Research Program of Kathleen P. Pratt, PhD
My laboratory is investigating the structure, function and pathologies due to defects in the blood coagulation cofactor known as factor VIII (FVIII). This large protein circulates in the plasma as a heterodimer, forming a noncovalent complex with von Willebrand factor (VWF), which protects it from degradation and delivers it to wound sites. VWF becomes anchored to collagen that is exposed upon injury, and it releases proteolytically activated FVIII (FVIIIa) as platelets aggregate to form a “platelet plug” to staunch blood loss. FVIIIa then associates with activated membrane surfaces, where it associates with the serine protease factor IXa (FIXa). The substrate for FIXa is the zymogen form of the next serine protease in the coagulation cascade, factor X (FX), which is activated by cleavage of its propeptide. FVIIIa is not a protease; rather, it serves a cofactor function. By associating with FIXa at a negatively charged membrane surface, in the presence of calcium, it increases the catalytic efficiency of FIXa by approximately four orders of magnitude. This acceleratory activity constitutes a critical control point in hemostasis. The importance of FVIII function is underscored by the fact that a severe deficiency in FVIII, which can be caused by gene rearrangements, deletions, or point mutations, results in the bleeding disorder hemophilia A.

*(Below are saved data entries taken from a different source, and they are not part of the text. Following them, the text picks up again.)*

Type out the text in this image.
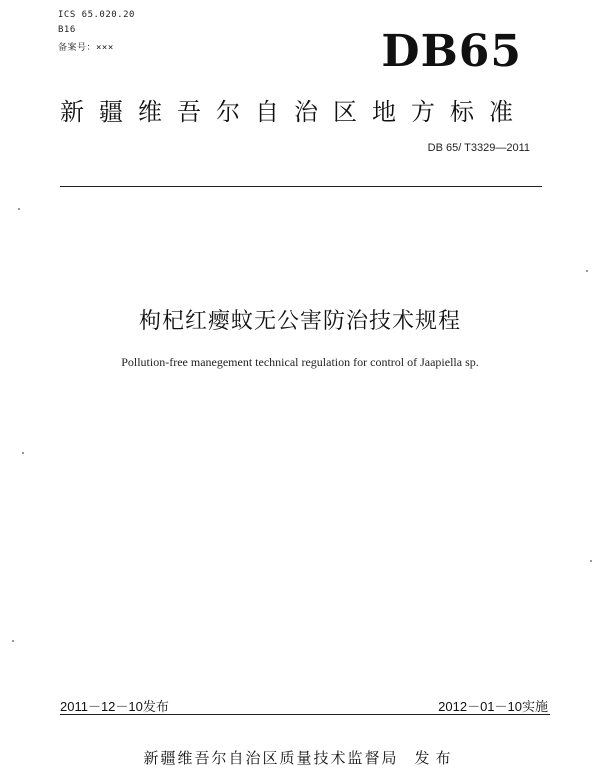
ICS 65.020.20
B16
备案号：×××	DB65
新疆维吾尔自治区地方标准
DB 65/ T3329—2011
枸杞红瘿蚊无公害防治技术规程
Pollution-free manegement technical regulation for control of Jaapiella sp.
2011－12－10发布	2012－01－10实施
新疆维吾尔自治区质量技术监督局 发布
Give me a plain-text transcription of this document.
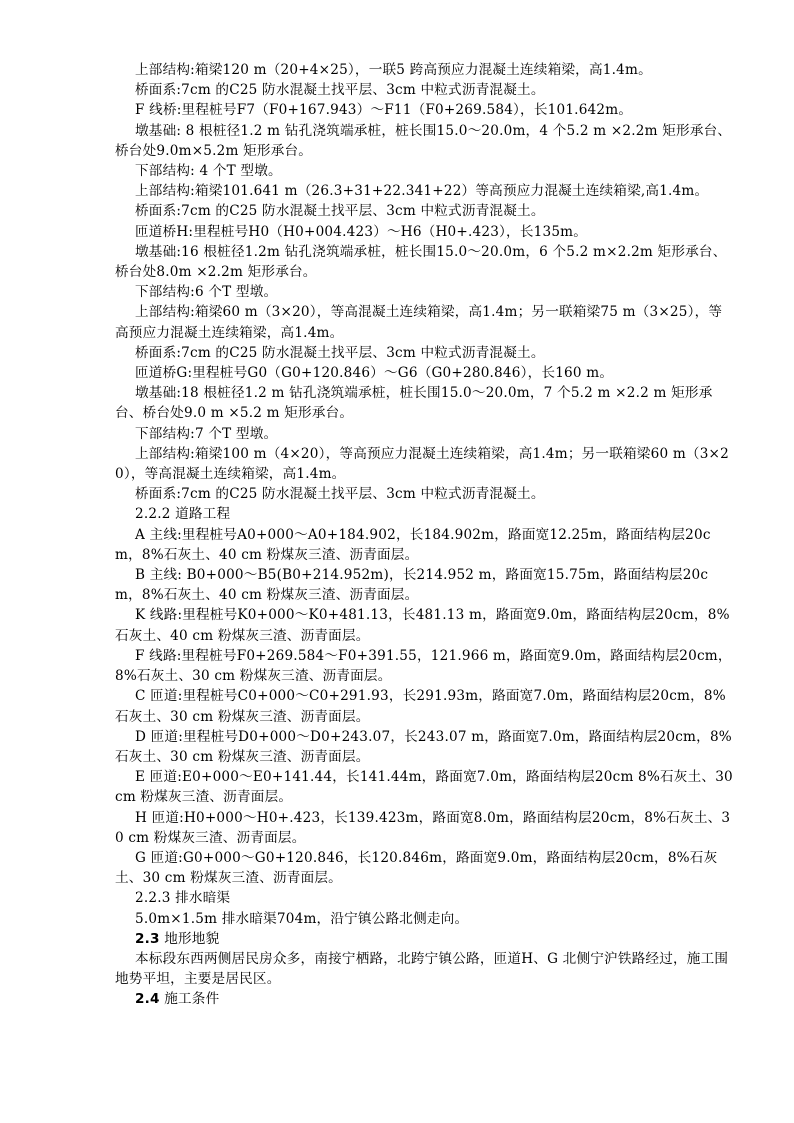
上部结构:箱梁120 m（20+4×25），一联5 跨高预应力混凝土连续箱梁，高1.4m。

桥面系:7cm 的C25 防水混凝土找平层、3cm 中粒式沥青混凝土。

F 线桥:里程桩号F7（F0+167.943）～F11（F0+269.584），长101.642m。

墩基础: 8 根桩径1.2 m 钻孔浇筑端承桩，桩长围15.0～20.0m，4 个5.2 m ×2.2m 矩形承台、桥台处9.0m×5.2m 矩形承台。

下部结构: 4 个T 型墩。

上部结构:箱梁101.641 m（26.3+31+22.341+22）等高预应力混凝土连续箱梁,高1.4m。

桥面系:7cm 的C25 防水混凝土找平层、3cm 中粒式沥青混凝土。

匝道桥H:里程桩号H0（H0+004.423）～H6（H0+.423），长135m。

墩基础:16 根桩径1.2m 钻孔浇筑端承桩，桩长围15.0～20.0m，6 个5.2 m×2.2m 矩形承台、桥台处8.0m ×2.2m 矩形承台。

下部结构:6 个T 型墩。

上部结构:箱梁60 m（3×20），等高混凝土连续箱梁，高1.4m；另一联箱梁75 m（3×25），等高预应力混凝土连续箱梁，高1.4m。

桥面系:7cm 的C25 防水混凝土找平层、3cm 中粒式沥青混凝土。

匝道桥G:里程桩号G0（G0+120.846）～G6（G0+280.846），长160 m。

墩基础:18 根桩径1.2 m 钻孔浇筑端承桩，桩长围15.0～20.0m，7 个5.2 m ×2.2 m 矩形承台、桥台处9.0 m ×5.2 m 矩形承台。

下部结构:7 个T 型墩。

上部结构:箱梁100 m（4×20），等高预应力混凝土连续箱梁，高1.4m；另一联箱梁60 m（3×20），等高混凝土连续箱梁，高1.4m。

桥面系:7cm 的C25 防水混凝土找平层、3cm 中粒式沥青混凝土。

2.2.2 道路工程

A 主线:里程桩号A0+000～A0+184.902，长184.902m，路面宽12.25m，路面结构层20cm，8%石灰土、40 cm 粉煤灰三渣、沥青面层。

B 主线: B0+000～B5(B0+214.952m)，长214.952 m，路面宽15.75m，路面结构层20cm，8%石灰土、40 cm 粉煤灰三渣、沥青面层。

K 线路:里程桩号K0+000～K0+481.13，长481.13 m，路面宽9.0m，路面结构层20cm，8%石灰土、40 cm 粉煤灰三渣、沥青面层。

F 线路:里程桩号F0+269.584～F0+391.55，121.966 m，路面宽9.0m，路面结构层20cm，8%石灰土、30 cm 粉煤灰三渣、沥青面层。

C 匝道:里程桩号C0+000～C0+291.93，长291.93m，路面宽7.0m，路面结构层20cm，8%石灰土、30 cm 粉煤灰三渣、沥青面层。

D 匝道:里程桩号D0+000～D0+243.07，长243.07 m，路面宽7.0m，路面结构层20cm，8%石灰土、30 cm 粉煤灰三渣、沥青面层。

E 匝道:E0+000～E0+141.44，长141.44m，路面宽7.0m，路面结构层20cm 8%石灰土、30 cm 粉煤灰三渣、沥青面层。

H 匝道:H0+000～H0+.423，长139.423m，路面宽8.0m，路面结构层20cm，8%石灰土、30 cm 粉煤灰三渣、沥青面层。

G 匝道:G0+000～G0+120.846，长120.846m，路面宽9.0m，路面结构层20cm，8%石灰土、30 cm 粉煤灰三渣、沥青面层。

2.2.3 排水暗渠

5.0m×1.5m 排水暗渠704m，沿宁镇公路北侧走向。

2.3 地形地貌

本标段东西两侧居民房众多，南接宁栖路，北跨宁镇公路，匝道H、G 北侧宁沪铁路经过，施工围地势平坦，主要是居民区。

2.4 施工条件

Hemophilia A is treated by infusing patients with FVIII. Unfortunately, approximately one quarter of the patients who receive these infusions develop antibodies that bind to FVIII and interfere with its pro-coagulant function. Current projects in my laboratory are focused on characterizing these immune responses and designing less immunogenic versions of FVIII. We are also collaborating with Dr. Tom E. Howard, of the Greater Los Angeles VA, to investigate the reasons that hemophilia A patients with black African ancestry are more likely to develop these immune responses.